Shi-Qi-Li / DBDNet

[KBS] DBDNet:Partial-to-Partial Point Cloud Registration with Dual Branches Decoupling
MIT License
5 stars 0 forks source link

Seeking Your Help - The Second Stage of Training Failed #3

Open WYQ0374 opened 1 week ago

WYQ0374 commented 1 week ago

Your work is very creative, and I would like to try running your open-source code. When I was in the second stage of training(Train the registration model:python train.py --config config/modelnet40.yaml), the following error occurred. I tried to solve it, but failed. Requesting your assistance.
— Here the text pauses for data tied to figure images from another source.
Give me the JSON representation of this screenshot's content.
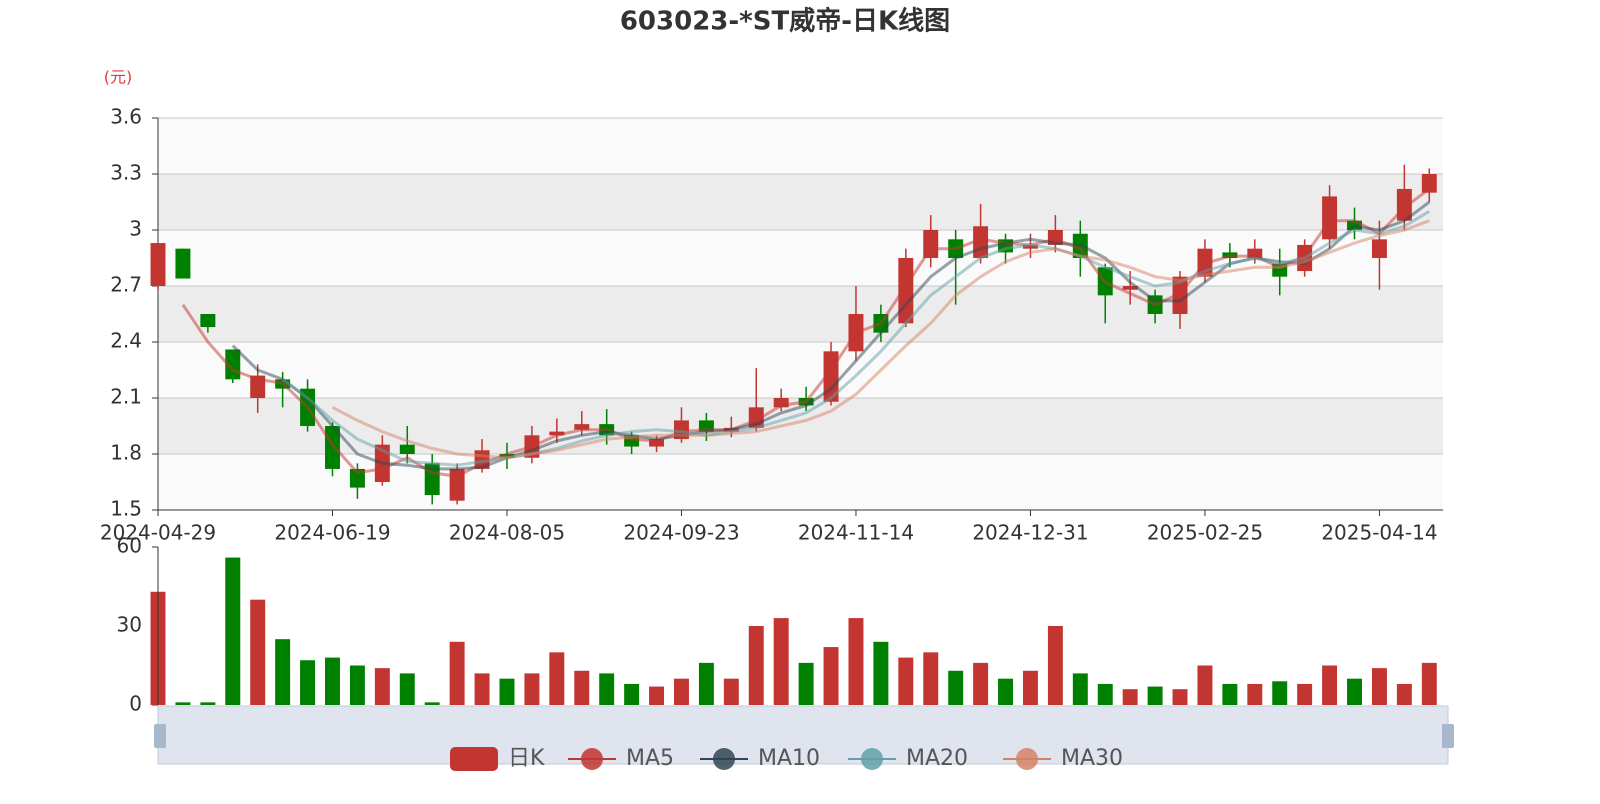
{
  "chart_data": [
    {
      "type": "candlestick",
      "title": "603023-*ST威帝-日K线图",
      "y_unit": "(元)",
      "categories": [
        "2024-04-29",
        null,
        null,
        null,
        null,
        null,
        null,
        "2024-06-19",
        null,
        null,
        null,
        null,
        null,
        null,
        "2024-08-05",
        null,
        null,
        null,
        null,
        null,
        null,
        "2024-09-23",
        null,
        null,
        null,
        null,
        null,
        null,
        "2024-11-14",
        null,
        null,
        null,
        null,
        null,
        null,
        "2024-12-31",
        null,
        null,
        null,
        null,
        null,
        null,
        "2025-02-25",
        null,
        null,
        null,
        null,
        null,
        null,
        "2025-04-14",
        null,
        null
      ],
      "ylim": [
        1.5,
        3.6
      ],
      "yticks": [
        1.5,
        1.8,
        2.1,
        2.4,
        2.7,
        3,
        3.3,
        3.6
      ],
      "split_area": true,
      "series": [
        {
          "name": "日K",
          "color": "#c23531",
          "down_color": "#008000",
          "open": [
            2.7,
            2.9,
            2.55,
            2.36,
            2.1,
            2.2,
            2.15,
            1.95,
            1.72,
            1.65,
            1.85,
            1.75,
            1.55,
            1.72,
            1.8,
            1.78,
            1.9,
            1.93,
            1.96,
            1.9,
            1.84,
            1.88,
            1.98,
            1.92,
            1.94,
            2.05,
            2.1,
            2.08,
            2.35,
            2.55,
            2.5,
            2.85,
            2.95,
            2.85,
            2.95,
            2.9,
            2.92,
            2.98,
            2.8,
            2.68,
            2.65,
            2.55,
            2.75,
            2.88,
            2.85,
            2.82,
            2.78,
            2.95,
            3.05,
            2.85,
            3.05,
            3.2
          ],
          "close": [
            2.93,
            2.74,
            2.48,
            2.2,
            2.22,
            2.15,
            1.95,
            1.72,
            1.62,
            1.85,
            1.8,
            1.58,
            1.72,
            1.82,
            1.78,
            1.9,
            1.92,
            1.96,
            1.9,
            1.84,
            1.88,
            1.98,
            1.92,
            1.94,
            2.05,
            2.1,
            2.06,
            2.35,
            2.55,
            2.45,
            2.85,
            3.0,
            2.85,
            3.02,
            2.88,
            2.92,
            3.0,
            2.85,
            2.65,
            2.7,
            2.55,
            2.75,
            2.9,
            2.85,
            2.9,
            2.75,
            2.92,
            3.18,
            3.0,
            2.95,
            3.22,
            3.3
          ],
          "low": [
            2.68,
            2.74,
            2.45,
            2.18,
            2.02,
            2.05,
            1.92,
            1.68,
            1.56,
            1.63,
            1.75,
            1.53,
            1.53,
            1.7,
            1.72,
            1.75,
            1.86,
            1.9,
            1.85,
            1.8,
            1.81,
            1.86,
            1.87,
            1.89,
            1.92,
            2.03,
            2.03,
            2.06,
            2.3,
            2.4,
            2.48,
            2.8,
            2.6,
            2.82,
            2.82,
            2.85,
            2.88,
            2.75,
            2.5,
            2.6,
            2.5,
            2.47,
            2.72,
            2.8,
            2.82,
            2.65,
            2.75,
            2.9,
            2.95,
            2.68,
            3.0,
            3.15
          ],
          "high": [
            2.93,
            2.9,
            2.55,
            2.36,
            2.28,
            2.24,
            2.2,
            1.97,
            1.75,
            1.9,
            1.95,
            1.8,
            1.75,
            1.88,
            1.86,
            1.95,
            1.99,
            2.03,
            2.04,
            1.92,
            1.9,
            2.05,
            2.02,
            2.0,
            2.26,
            2.15,
            2.16,
            2.4,
            2.7,
            2.6,
            2.9,
            3.08,
            3.0,
            3.14,
            2.98,
            2.98,
            3.08,
            3.05,
            2.82,
            2.78,
            2.68,
            2.78,
            2.95,
            2.93,
            2.95,
            2.9,
            2.95,
            3.24,
            3.12,
            3.05,
            3.35,
            3.33
          ]
        },
        {
          "name": "MA5",
          "color": "#c23531",
          "values": [
            null,
            2.6,
            2.4,
            2.25,
            2.2,
            2.18,
            2.05,
            1.85,
            1.7,
            1.72,
            1.78,
            1.7,
            1.68,
            1.75,
            1.8,
            1.84,
            1.9,
            1.93,
            1.93,
            1.88,
            1.87,
            1.92,
            1.93,
            1.93,
            1.98,
            2.06,
            2.08,
            2.25,
            2.45,
            2.5,
            2.7,
            2.9,
            2.9,
            2.95,
            2.93,
            2.92,
            2.95,
            2.9,
            2.72,
            2.66,
            2.6,
            2.66,
            2.82,
            2.86,
            2.86,
            2.8,
            2.86,
            3.05,
            3.05,
            2.98,
            3.12,
            3.22
          ]
        },
        {
          "name": "MA10",
          "color": "#2f4554",
          "values": [
            null,
            null,
            null,
            2.38,
            2.25,
            2.2,
            2.1,
            1.95,
            1.8,
            1.75,
            1.74,
            1.72,
            1.72,
            1.73,
            1.78,
            1.82,
            1.87,
            1.9,
            1.92,
            1.9,
            1.88,
            1.9,
            1.92,
            1.93,
            1.96,
            2.02,
            2.06,
            2.15,
            2.3,
            2.45,
            2.6,
            2.75,
            2.85,
            2.9,
            2.93,
            2.95,
            2.93,
            2.92,
            2.85,
            2.72,
            2.62,
            2.62,
            2.72,
            2.82,
            2.85,
            2.83,
            2.82,
            2.9,
            3.02,
            3.0,
            3.05,
            3.15
          ]
        },
        {
          "name": "MA20",
          "color": "#61a0a8",
          "values": [
            null,
            null,
            null,
            null,
            null,
            2.2,
            2.1,
            1.98,
            1.88,
            1.82,
            1.76,
            1.75,
            1.74,
            1.76,
            1.78,
            1.8,
            1.83,
            1.87,
            1.9,
            1.92,
            1.93,
            1.92,
            1.9,
            1.92,
            1.94,
            1.98,
            2.02,
            2.1,
            2.22,
            2.35,
            2.5,
            2.65,
            2.75,
            2.85,
            2.9,
            2.92,
            2.9,
            2.86,
            2.8,
            2.75,
            2.7,
            2.72,
            2.78,
            2.82,
            2.85,
            2.82,
            2.85,
            2.93,
            3.0,
            2.98,
            3.02,
            3.1
          ]
        },
        {
          "name": "MA30",
          "color": "#d48265",
          "values": [
            null,
            null,
            null,
            null,
            null,
            null,
            null,
            2.05,
            1.98,
            1.92,
            1.87,
            1.83,
            1.8,
            1.79,
            1.78,
            1.8,
            1.82,
            1.85,
            1.88,
            1.89,
            1.9,
            1.9,
            1.9,
            1.91,
            1.92,
            1.95,
            1.98,
            2.03,
            2.12,
            2.25,
            2.38,
            2.5,
            2.65,
            2.75,
            2.83,
            2.88,
            2.9,
            2.86,
            2.84,
            2.8,
            2.75,
            2.73,
            2.76,
            2.78,
            2.8,
            2.8,
            2.83,
            2.88,
            2.93,
            2.97,
            3.0,
            3.05
          ]
        }
      ]
    },
    {
      "type": "bar",
      "values": [
        43,
        1,
        1,
        56,
        40,
        25,
        17,
        18,
        15,
        14,
        12,
        1,
        24,
        12,
        10,
        12,
        20,
        13,
        12,
        8,
        7,
        10,
        16,
        10,
        30,
        33,
        16,
        22,
        33,
        24,
        18,
        20,
        13,
        16,
        10,
        13,
        30,
        12,
        8,
        6,
        7,
        6,
        15,
        8,
        8,
        9,
        8,
        15,
        10,
        14,
        8,
        16
      ],
      "ylim": [
        0,
        60
      ],
      "yticks": [
        0,
        30,
        60
      ]
    }
  ]
}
Epoch [1/300]: 4%|███▋ | 25/639 [00:22<09:18, 1.10it/s, loss=3.42] Traceback (most recent call last): File "/home/wang/A1WYQ/DBDNet_WYQ/DBDNet_paper0918/train.py", line 181, in main() File "/home/wang/A1WYQ/DBDNet_WYQ/DBDNet_paper0918/train.py", line 162, in main train_results = train_step(train_loader, model, optimizer, loss_func, epoch + 1, cfg.epoch, writer, train_vis_items)
File "/home/wang/A1WYQ/DBDNet_WYQ/DBDNet_paper0918/train.py", line 58, in train_step loss["loss"].backward() File "/home/wang/miniconda3/envs/dbd4/lib/python3.9/site-packages/torch/_tensor.py", line 396, in backward torch.autograd.backward(self, gradient, retain_graph, create_graph, inputs=inputs) File "/home/wang/miniconda3/envs/dbd4/lib/python3.9/site-packages/torch/autograd/init.py", line 173, in backward Variable._execution_engine.run_backward( # Calls into the C++ engine to run the backward pass RuntimeError: Function 'LinalgSvdBackward0' returned nan values in its 0th output.

Shi-Qi-Li commented 4 days ago

Hi @WYQ0374, Sorry for the late reply. The second training stage is indeed a little unstable. You may consider first enlarge the learning rate to train 1 or 2 epoch, then load this weights, recover the learning rate to 1e-4 and train the model.